Bank of America strategists led by Michael Hartnett say investor behavior is looking speculative, citing recent trends in the IPO and SPAC markets, as well as Bitcoin’s rally.The digital asset’s 900% advance over the past two years has been so swift that it dwarfs all other boom cycles in financial assets during the past 50 years, from gold’s rally in the late 1970s to the Nikkei 225’s surge in the 1980s and the Nasdaq 100’s run in the 1990s. In fact, Bitcoin’s velocity is almost two times as intense as the next biggest episode of market froth — the spike in Chinese stocks during the 2000s.
It “blows the doors off prior bubbles,” the strategists wrote in a Friday note, asking whether Bitcoin is “the Mother-of-all-bubbles.” Still, Bitcoin’s fans argue its recent rally isn’t comparable to its other euphoric stretches, like the one in 2017 that ultimately resulted in a huge selloff the next year. Many argue the asset has matured with the recent entry of institutional investors who have taken a greater interest as the coin rallied to record after record. In addition, they say, it is increasingly seen as a legitimate hedge against dollar weakness and inflation risk.
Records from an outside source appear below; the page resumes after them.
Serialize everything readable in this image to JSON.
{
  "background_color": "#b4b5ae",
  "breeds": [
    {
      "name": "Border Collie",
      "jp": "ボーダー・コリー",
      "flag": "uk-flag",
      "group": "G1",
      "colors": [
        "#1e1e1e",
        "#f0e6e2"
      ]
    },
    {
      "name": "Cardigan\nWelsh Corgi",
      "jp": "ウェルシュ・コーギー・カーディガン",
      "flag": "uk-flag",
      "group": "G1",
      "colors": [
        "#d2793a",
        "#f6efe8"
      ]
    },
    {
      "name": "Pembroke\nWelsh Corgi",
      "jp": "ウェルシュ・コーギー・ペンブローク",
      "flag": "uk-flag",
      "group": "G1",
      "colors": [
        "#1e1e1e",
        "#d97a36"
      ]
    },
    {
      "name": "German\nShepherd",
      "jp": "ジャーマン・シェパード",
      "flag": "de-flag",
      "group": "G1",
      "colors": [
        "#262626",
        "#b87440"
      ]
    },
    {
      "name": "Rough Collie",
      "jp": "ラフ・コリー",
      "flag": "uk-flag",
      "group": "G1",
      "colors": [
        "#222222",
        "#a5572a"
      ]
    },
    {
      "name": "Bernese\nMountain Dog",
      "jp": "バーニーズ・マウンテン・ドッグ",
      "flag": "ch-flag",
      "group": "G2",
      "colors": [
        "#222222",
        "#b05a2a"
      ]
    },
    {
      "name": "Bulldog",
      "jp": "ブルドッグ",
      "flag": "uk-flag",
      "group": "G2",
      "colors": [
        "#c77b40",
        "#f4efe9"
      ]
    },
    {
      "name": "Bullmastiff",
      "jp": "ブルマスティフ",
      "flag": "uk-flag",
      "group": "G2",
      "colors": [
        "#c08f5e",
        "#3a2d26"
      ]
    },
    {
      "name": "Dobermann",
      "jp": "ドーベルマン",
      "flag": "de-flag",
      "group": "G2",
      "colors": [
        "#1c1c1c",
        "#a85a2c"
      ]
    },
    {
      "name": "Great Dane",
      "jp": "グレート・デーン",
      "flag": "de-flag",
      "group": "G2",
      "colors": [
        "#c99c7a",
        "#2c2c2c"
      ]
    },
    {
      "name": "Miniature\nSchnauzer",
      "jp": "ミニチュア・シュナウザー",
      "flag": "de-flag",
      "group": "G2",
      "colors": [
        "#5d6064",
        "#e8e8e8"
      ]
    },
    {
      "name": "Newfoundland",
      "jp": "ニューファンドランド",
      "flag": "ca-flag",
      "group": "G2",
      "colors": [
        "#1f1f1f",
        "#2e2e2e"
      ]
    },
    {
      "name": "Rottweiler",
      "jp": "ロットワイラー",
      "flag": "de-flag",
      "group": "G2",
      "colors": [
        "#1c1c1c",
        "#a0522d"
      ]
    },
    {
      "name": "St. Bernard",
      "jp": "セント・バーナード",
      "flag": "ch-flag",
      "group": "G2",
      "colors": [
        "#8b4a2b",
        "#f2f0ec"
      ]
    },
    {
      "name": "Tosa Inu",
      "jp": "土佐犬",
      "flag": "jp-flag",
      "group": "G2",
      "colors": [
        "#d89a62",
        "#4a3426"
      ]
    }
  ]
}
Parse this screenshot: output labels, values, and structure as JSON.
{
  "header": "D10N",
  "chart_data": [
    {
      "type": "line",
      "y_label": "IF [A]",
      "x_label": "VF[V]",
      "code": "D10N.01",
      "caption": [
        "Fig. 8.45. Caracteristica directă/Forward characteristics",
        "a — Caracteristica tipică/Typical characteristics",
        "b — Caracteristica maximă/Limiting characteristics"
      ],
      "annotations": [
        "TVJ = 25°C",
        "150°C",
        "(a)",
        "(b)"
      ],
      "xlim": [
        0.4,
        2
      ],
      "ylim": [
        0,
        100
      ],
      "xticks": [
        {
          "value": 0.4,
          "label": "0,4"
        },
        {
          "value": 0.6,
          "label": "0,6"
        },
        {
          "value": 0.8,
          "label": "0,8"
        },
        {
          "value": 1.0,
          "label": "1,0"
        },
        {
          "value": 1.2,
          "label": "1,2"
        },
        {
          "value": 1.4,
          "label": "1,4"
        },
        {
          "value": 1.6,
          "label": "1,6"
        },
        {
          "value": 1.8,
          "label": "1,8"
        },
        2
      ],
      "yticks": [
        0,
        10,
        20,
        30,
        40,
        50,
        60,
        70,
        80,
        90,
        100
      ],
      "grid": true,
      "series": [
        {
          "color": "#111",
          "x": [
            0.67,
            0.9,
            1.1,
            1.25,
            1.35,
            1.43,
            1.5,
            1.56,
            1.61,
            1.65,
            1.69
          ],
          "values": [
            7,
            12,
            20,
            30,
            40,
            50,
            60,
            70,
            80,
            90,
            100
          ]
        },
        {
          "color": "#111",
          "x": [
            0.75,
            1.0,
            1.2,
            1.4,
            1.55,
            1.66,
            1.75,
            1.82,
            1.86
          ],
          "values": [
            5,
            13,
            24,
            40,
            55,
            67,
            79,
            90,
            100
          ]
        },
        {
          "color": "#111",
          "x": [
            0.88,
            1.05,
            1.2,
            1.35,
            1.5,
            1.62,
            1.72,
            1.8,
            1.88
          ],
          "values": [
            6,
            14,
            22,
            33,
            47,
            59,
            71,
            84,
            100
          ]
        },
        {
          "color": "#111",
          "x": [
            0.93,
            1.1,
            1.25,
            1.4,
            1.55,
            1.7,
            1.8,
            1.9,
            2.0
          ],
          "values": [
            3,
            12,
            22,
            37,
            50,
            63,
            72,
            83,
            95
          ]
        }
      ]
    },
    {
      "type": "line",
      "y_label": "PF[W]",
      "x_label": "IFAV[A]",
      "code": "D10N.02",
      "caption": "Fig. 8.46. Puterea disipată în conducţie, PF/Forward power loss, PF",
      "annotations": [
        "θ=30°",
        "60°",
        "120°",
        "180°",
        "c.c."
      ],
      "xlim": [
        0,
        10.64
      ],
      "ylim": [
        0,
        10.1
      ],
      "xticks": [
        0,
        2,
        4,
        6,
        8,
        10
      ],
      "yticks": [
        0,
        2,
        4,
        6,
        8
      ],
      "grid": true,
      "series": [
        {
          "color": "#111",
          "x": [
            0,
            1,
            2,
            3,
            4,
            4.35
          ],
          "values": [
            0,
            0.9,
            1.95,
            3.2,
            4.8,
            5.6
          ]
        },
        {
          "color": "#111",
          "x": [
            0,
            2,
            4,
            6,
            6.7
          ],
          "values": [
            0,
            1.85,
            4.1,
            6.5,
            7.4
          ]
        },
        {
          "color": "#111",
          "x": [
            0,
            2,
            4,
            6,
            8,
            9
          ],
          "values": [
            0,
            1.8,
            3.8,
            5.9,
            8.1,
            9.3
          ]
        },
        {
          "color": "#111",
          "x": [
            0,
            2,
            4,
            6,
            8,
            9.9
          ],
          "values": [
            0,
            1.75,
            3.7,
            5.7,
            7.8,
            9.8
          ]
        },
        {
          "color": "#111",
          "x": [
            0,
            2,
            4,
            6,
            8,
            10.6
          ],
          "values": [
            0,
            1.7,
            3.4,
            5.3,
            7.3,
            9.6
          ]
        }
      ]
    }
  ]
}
“Here you’ve got both fear and greed driving that baby to the moon,” said Bryce Doty, portfolio manager at Sit Fixed Income Advisors. “That does qualify as frothy.” Other technical signals also suggested a worrying trend. Bitcoin’s drop over the weekend triggered a sell signal according to the GTI Global Strength Indicator, which measures upward and downward movements of successive closing prices. The coin’s 20-day moving average has thus far provided a support level throughout its uptrend, though Bitcoin remains overbought, according to the GTI gauge.
Chris Zaccarelli, chief investment officer at Independent Advisor Alliance, says there are good reasons for believing in Bitcoin but, to him, it’s a question of whether or not it constitutes a good place to allocate capital. His team isn’t currently apportioning money toward it, but if they did, they’d view it as a speculative bet rather than as a store of value.